Unilocality and Unilineality

Aside from the psychological stress created for the unimportant gender in a unilocal-unilineal system, which we discussed earlier, what does research suggest about other possible consequences of unilocality and unilineal-ity? One domain that has been investigated is status. Whyte (1978, pp. 132-133) has tested the hypothesis that women will have higher status in matrilocal and matrilineal societies. He measured status in a number of domains ranging from property control to value of labor to domestic authority to informal influence. Matrilocality and matrilineal descent do not predict that well. He finds that in matrilocal and matrilineal societies women do have significantly more control over property than men (including inheritance of property and control over the products of labor). But that was the only area of significant difference. Why? Schlegel's (1972) study of matrilineal societies suggests that variation among matrilineal societies may complicate things with respect to status of women. For example, the degree to which brothers and/or husbands have domestic authority varies across matrilineal societies.

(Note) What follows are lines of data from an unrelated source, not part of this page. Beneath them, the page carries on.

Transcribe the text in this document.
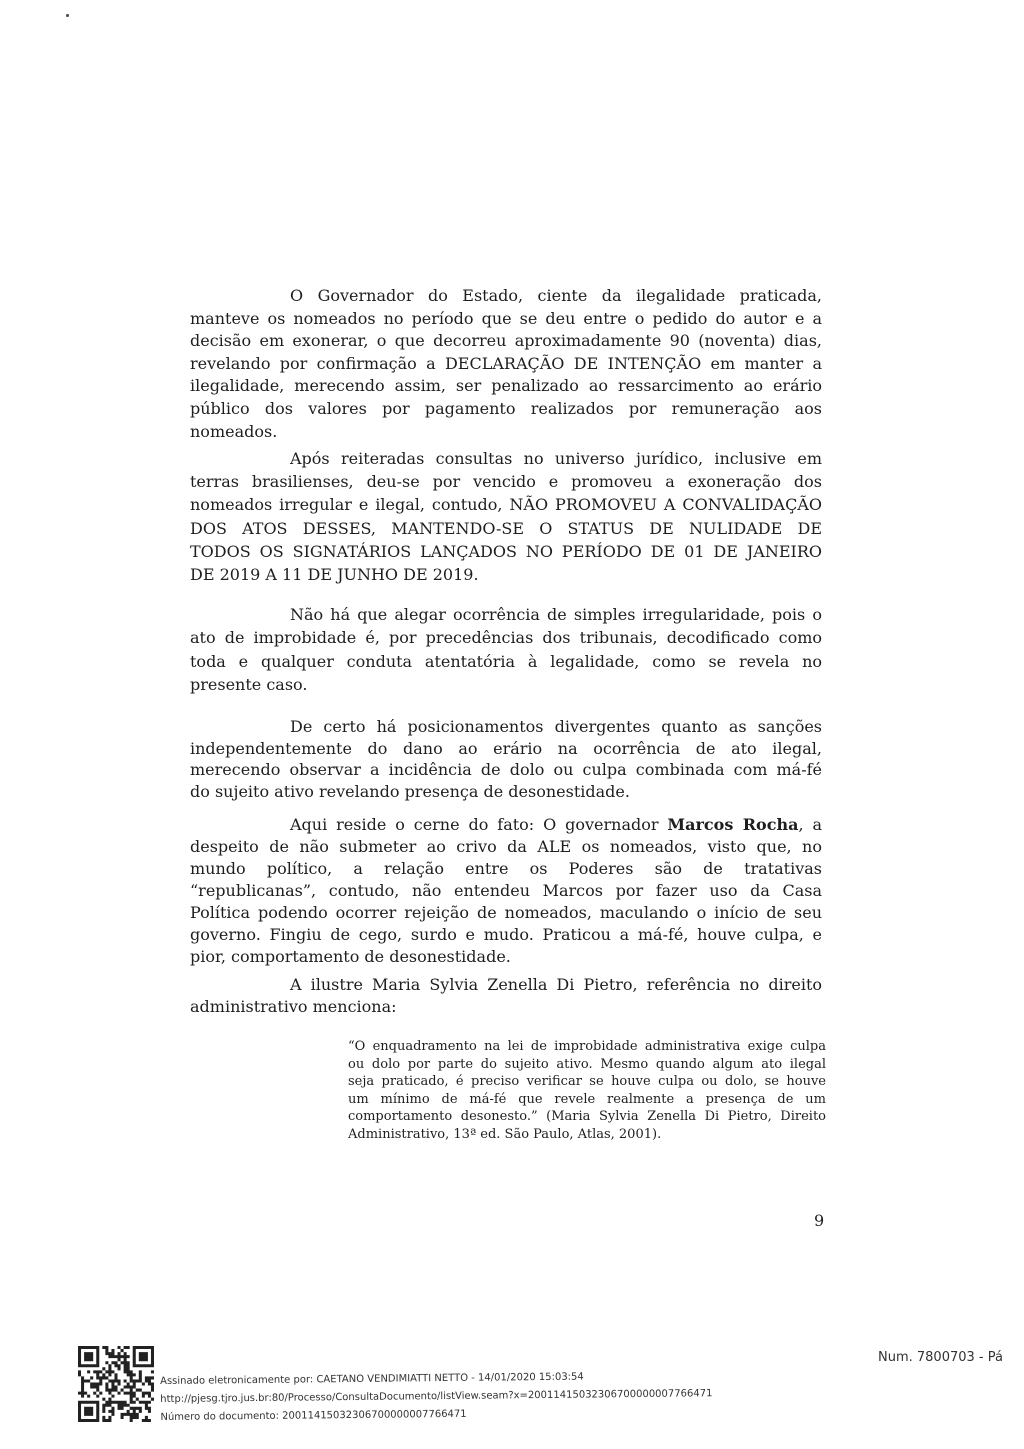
O Governador do Estado, ciente da ilegalidade praticada,
manteve os nomeados no período que se deu entre o pedido do autor e a
decisão em exonerar, o que decorreu aproximadamente 90 (noventa) dias,
revelando por confirmação a DECLARAÇÃO DE INTENÇÃO em manter a
ilegalidade, merecendo assim, ser penalizado ao ressarcimento ao erário
público dos valores por pagamento realizados por remuneração aos
nomeados.
Após reiteradas consultas no universo jurídico, inclusive em
terras brasilienses, deu-se por vencido e promoveu a exoneração dos
nomeados irregular e ilegal, contudo, NÃO PROMOVEU A CONVALIDAÇÃO
DOS ATOS DESSES, MANTENDO-SE O STATUS DE NULIDADE DE
TODOS OS SIGNATÁRIOS LANÇADOS NO PERÍODO DE 01 DE JANEIRO
DE 2019 A 11 DE JUNHO DE 2019.
Não há que alegar ocorrência de simples irregularidade, pois o
ato de improbidade é, por precedências dos tribunais, decodificado como
toda e qualquer conduta atentatória à legalidade, como se revela no
presente caso.
De certo há posicionamentos divergentes quanto as sanções
independentemente do dano ao erário na ocorrência de ato ilegal,
merecendo observar a incidência de dolo ou culpa combinada com má-fé
do sujeito ativo revelando presença de desonestidade.
Aqui reside o cerne do fato: O governador Marcos Rocha, a
despeito de não submeter ao crivo da ALE os nomeados, visto que, no
mundo político, a relação entre os Poderes são de tratativas
“republicanas”, contudo, não entendeu Marcos por fazer uso da Casa
Política podendo ocorrer rejeição de nomeados, maculando o início de seu
governo. Fingiu de cego, surdo e mudo. Praticou a má-fé, houve culpa, e
pior, comportamento de desonestidade.
A ilustre Maria Sylvia Zenella Di Pietro, referência no direito
administrativo menciona:
“O enquadramento na lei de improbidade administrativa exige culpa
ou dolo por parte do sujeito ativo. Mesmo quando algum ato ilegal
seja praticado, é preciso verificar se houve culpa ou dolo, se houve
um mínimo de má-fé que revele realmente a presença de um
comportamento desonesto.” (Maria Sylvia Zenella Di Pietro, Direito
Administrativo, 13ª ed. São Paulo, Atlas, 2001).
9
Assinado eletronicamente por: CAETANO VENDIMIATTI NETTO - 14/01/2020 15:03:54
http://pjesg.tjro.jus.br:80/Processo/ConsultaDocumento/listView.seam?x=20011415032306700000007766471
Número do documento: 20011415032306700000007766471
Num. 7800703 - Pá
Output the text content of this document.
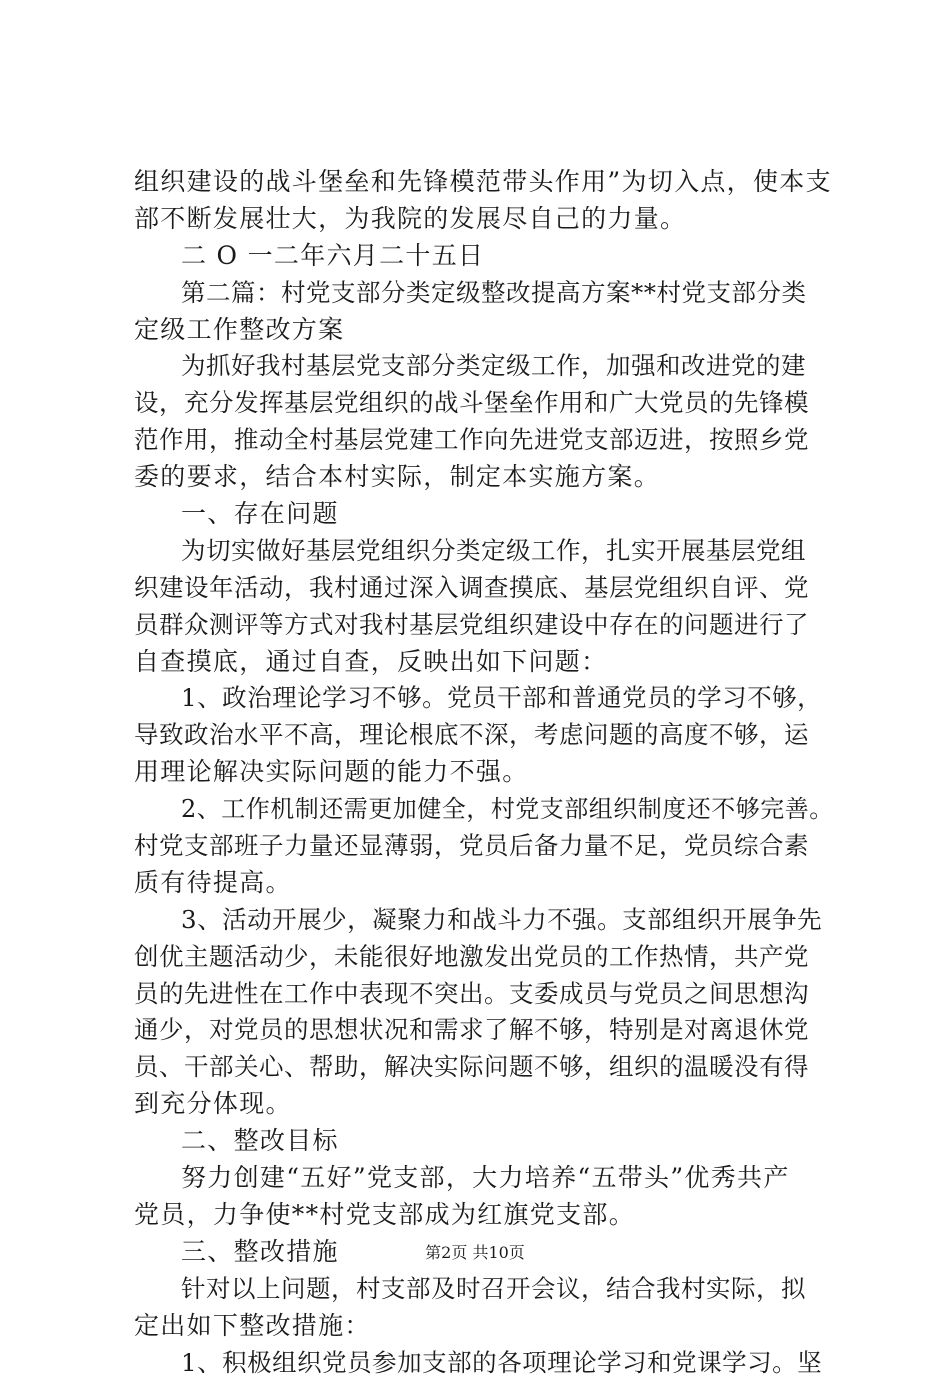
组织建设的战斗堡垒和先锋模范带头作用”为切入点，使本支
部不断发展壮大，为我院的发展尽自己的力量。
二 O 一二年六月二十五日
第二篇：村党支部分类定级整改提高方案**村党支部分类
定级工作整改方案
为抓好我村基层党支部分类定级工作，加强和改进党的建
设，充分发挥基层党组织的战斗堡垒作用和广大党员的先锋模
范作用，推动全村基层党建工作向先进党支部迈进，按照乡党
委的要求，结合本村实际，制定本实施方案。
一、存在问题
为切实做好基层党组织分类定级工作，扎实开展基层党组
织建设年活动，我村通过深入调查摸底、基层党组织自评、党
员群众测评等方式对我村基层党组织建设中存在的问题进行了
自查摸底，通过自查，反映出如下问题：
1、政治理论学习不够。党员干部和普通党员的学习不够，
导致政治水平不高，理论根底不深，考虑问题的高度不够，运
用理论解决实际问题的能力不强。
2、工作机制还需更加健全，村党支部组织制度还不够完善。
村党支部班子力量还显薄弱，党员后备力量不足，党员综合素
质有待提高。
3、活动开展少，凝聚力和战斗力不强。支部组织开展争先
创优主题活动少，未能很好地激发出党员的工作热情，共产党
员的先进性在工作中表现不突出。支委成员与党员之间思想沟
通少，对党员的思想状况和需求了解不够，特别是对离退休党
员、干部关心、帮助，解决实际问题不够，组织的温暖没有得
到充分体现。
二、整改目标
努力创建“五好”党支部，大力培养“五带头”优秀共产
党员，力争使**村党支部成为红旗党支部。
三、整改措施
针对以上问题，村支部及时召开会议，结合我村实际，拟
定出如下整改措施：
1、积极组织党员参加支部的各项理论学习和党课学习。坚
第2页 共10页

As we noted above, a woman's brothers are very often important authority figures. This may be true in the political sphere as well as in the domestic sphere. So even if a woman is relatively autonomous with respect to her husband, she may still be subject to her brother's control. Schlegel's research suggests that women in matrilineal societies have the most autonomy when neither husbands nor brothers are dominant (or both are equally dominant).

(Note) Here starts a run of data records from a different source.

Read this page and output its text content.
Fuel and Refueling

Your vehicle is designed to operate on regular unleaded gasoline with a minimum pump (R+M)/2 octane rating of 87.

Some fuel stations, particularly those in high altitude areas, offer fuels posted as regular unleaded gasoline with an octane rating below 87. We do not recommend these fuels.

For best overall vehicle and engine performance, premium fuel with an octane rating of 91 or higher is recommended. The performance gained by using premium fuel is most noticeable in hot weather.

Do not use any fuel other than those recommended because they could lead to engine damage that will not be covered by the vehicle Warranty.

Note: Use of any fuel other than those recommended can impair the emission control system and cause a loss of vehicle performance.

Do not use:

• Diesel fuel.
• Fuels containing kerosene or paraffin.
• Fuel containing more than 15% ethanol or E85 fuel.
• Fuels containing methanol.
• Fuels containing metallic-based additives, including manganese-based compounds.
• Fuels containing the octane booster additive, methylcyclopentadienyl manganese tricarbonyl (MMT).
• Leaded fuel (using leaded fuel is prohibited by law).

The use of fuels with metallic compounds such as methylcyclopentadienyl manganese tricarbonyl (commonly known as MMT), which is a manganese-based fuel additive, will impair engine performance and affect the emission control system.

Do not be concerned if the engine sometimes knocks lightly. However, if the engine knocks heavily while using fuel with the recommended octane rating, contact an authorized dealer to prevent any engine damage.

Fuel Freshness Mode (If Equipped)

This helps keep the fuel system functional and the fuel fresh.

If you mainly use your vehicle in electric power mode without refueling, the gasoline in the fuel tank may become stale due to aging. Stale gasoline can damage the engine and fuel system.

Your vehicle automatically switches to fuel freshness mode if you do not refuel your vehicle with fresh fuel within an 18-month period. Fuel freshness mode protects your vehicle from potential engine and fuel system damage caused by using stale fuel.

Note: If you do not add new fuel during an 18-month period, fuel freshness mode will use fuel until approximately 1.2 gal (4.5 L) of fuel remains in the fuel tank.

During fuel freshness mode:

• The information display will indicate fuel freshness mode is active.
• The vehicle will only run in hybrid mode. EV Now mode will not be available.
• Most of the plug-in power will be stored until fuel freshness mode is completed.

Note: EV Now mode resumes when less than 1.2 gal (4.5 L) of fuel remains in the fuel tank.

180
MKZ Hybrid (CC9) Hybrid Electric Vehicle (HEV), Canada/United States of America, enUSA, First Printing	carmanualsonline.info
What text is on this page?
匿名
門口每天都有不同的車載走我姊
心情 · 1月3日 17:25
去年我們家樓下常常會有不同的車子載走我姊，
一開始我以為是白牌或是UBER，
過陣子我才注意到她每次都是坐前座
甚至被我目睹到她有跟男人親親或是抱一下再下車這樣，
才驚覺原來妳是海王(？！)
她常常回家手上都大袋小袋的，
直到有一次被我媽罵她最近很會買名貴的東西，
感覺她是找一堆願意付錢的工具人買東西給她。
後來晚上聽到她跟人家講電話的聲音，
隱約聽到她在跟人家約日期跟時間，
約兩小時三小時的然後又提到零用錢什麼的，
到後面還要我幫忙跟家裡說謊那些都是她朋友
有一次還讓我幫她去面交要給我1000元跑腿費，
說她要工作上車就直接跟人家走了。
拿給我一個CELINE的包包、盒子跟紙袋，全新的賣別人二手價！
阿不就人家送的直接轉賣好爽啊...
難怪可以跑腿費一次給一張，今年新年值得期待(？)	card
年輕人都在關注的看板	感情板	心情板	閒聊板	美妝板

Frayser (1985, pp. 341 ff) points out that patrilineal societies have some difficulty with women's reproduction. They need to have reproduction for their kin groups, but elevating the status of mothers is somewhat antithetical to the patrilineal principle. On the other hand, if patrilineal societies denigrate women too much, they risk having women who are not interested in having children. Patrilineal systems depend upon passing membership in kin groups through males, so it is also important for a man to know that the children his wife gives birth to are his. Frayser suggests and presents evidence to support the notion that patrilineal societies are more interested in limiting a woman's sexuality and reproduction to a particular husband by insisting on premarital and extramarital sex restrictions and by making it harder for a woman to obtain a divorce. Restrictive societies also tend to have elaborate marriage arrangements and ceremonies and honeymoons that isolate the couple.